There are many options and accommodations firms can offer consumers that allow them to repay their accounts in ways that sit their financial situations. Payment flexibility can apply to factors like payment methods, payment plans, or timing and frequency of payments. As you explore ways to increase account resolutions, consider offering more payment flexibility to improve customer satisfaction and increase the likelihood of debt repayment.
Why Payment Flexibility Appeals to Consumers
Consumers seek payment flexibility for several reasons, often because of the varying and unpredictable nature of personal finances.
- Income fluctuations. Many individuals work in jobs where their income can vary month to month, such as freelancers, gig economy workers, or commission-based roles. Flexible payment options can help them manage their finances more effectively during leaner months.

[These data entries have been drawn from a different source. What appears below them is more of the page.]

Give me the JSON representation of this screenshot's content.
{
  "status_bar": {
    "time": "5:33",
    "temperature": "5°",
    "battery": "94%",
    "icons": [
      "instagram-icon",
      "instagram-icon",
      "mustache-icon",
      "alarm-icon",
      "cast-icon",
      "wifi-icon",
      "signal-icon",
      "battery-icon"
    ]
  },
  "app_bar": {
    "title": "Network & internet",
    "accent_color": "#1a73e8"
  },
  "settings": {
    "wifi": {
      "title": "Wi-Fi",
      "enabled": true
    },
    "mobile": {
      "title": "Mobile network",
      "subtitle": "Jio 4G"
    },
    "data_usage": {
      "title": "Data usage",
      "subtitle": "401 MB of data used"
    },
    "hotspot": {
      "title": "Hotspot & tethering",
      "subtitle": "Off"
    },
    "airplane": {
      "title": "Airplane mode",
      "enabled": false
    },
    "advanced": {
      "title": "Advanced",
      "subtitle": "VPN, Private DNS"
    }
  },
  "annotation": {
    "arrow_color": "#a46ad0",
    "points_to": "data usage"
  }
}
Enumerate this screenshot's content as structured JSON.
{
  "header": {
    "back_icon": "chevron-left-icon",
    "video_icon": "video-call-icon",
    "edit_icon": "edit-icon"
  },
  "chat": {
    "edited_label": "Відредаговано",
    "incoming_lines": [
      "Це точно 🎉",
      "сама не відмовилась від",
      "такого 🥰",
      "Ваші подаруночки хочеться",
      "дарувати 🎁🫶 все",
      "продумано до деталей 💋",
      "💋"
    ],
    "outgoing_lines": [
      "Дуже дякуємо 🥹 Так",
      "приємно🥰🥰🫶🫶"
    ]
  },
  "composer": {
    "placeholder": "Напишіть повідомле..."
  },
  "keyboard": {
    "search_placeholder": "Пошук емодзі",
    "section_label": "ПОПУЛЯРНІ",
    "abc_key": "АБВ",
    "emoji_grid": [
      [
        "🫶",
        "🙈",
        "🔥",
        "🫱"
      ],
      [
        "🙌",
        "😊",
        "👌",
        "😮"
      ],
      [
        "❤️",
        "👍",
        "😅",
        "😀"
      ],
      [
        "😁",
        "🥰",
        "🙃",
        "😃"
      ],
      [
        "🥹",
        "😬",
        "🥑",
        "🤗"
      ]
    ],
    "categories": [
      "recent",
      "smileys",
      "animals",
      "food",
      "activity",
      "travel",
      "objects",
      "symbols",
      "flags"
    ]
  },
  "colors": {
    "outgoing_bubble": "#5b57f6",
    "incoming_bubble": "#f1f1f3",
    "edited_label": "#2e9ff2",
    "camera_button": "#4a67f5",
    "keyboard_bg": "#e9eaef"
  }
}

- Unexpected expenses. Emergencies like medical issues, car repairs, or home maintenance can arise without warning, impacting one’s ability to meet fixed payment schedules. Flexible payment terms can relieve financial pressure during these times.
- Competing priorities. Consumers may need to prioritize certain expenses over others at different times. Payment flexibility allows them to manage cash flow better, ensuring they can cover essential costs without defaulting on debts.
- Managing debt. Consumers with multiple financial obligations may prefer to coordinate due dates or adjust payment amounts based on their overall debt repayment strategy. This can help them avoid late fees and negative marks on their credit reports.
- Money management. Flexible payments allow consumers to align their debt obligations with their budgeting cycles, which may not always coincide with standard billing cycles.
- Reduces stress. Financial obligations can be a significant source of stress. Payment flexibility can alleviate some of this stress by providing more control over financial situations.
- Minimize fees. Flexible payment arrangements can help avoid late fees, additional interest charges, or penalties that might accrue with rigid payment schedules.
Strategies to Offer More Payment Flexibility
The goal of payment flexibility is to create a realistic and sustainable way for consumers to manage and eventually fully pay their account. As consumers work toward reducing balances, payment flexibility can reduce the risk of default and help you maintain a positive relationship with the consumer. Here are several strategies to consider for increasing payment flexibility.
1. Provide a variety of payment options
Offering a variety of payment methods, like online payments, checks, credit/debit cards, and mobile payments, can make it easier for consumers choose the payment option that’s most convenient for them. This is especially important as more consumers shift to digital payment methods.
2. Offer customized payment plans
Allowing consumers to set up customized payment plans based on their finances can help them manage their debts more effectively and increases the likelihood of timely and full payment. This includes offering installment plans with amounts and due dates that match the consumer’s pay schedule.
3. Present reduced settlement offers
For a limited time, agencies might offer to settle the debt for less than the owed amount. This can motivate consumers to pay off larger debts they might otherwise ignore.
4. Consider deferred payments or due dates
Allowing consumers to defer payments to a later date if they’re experiencing temporary financial hardship can help maintain the relationship and encourage eventual payment. For instance, you can allow consumers to skip a payment or push their due date into the future if they’re having trouble making their payment this month.
5. Offer lenient payment grace periods
Offering grace periods before applying late fees, reporting delinquency to credit bureaus, or taking further collection actions gives consumers a buffer to make payments without additional penalties.
6. Provide hardship options for struggling consumers
Consider recognizing consumers who genuinely cannot make immediate payments due to unforeseen circumstances (like a medical emergency or job loss) and offering hardship options like special terms, like lower payments, or temporary relief. This gives consumers time to heal their finances and resume normal payments.
7. Offer convenient online account management
Providing an online portal where consumers can view their balance, make payments, and communicate with the agency can increase transparency and ease of payment.
Bottom Line
Offering payment flexibility benefits both consumers and firms. Flexible payment options can significantly increase the likelihood that consumers will start and continue making payments. Build a reputation for strong consumer relations and higher account resolutions can give your firm a competitive advantage, making you more likely to be selected by creditors to manage their collections. As you consider payment solution partners, be sure to consider the ability to offer flexible payment options.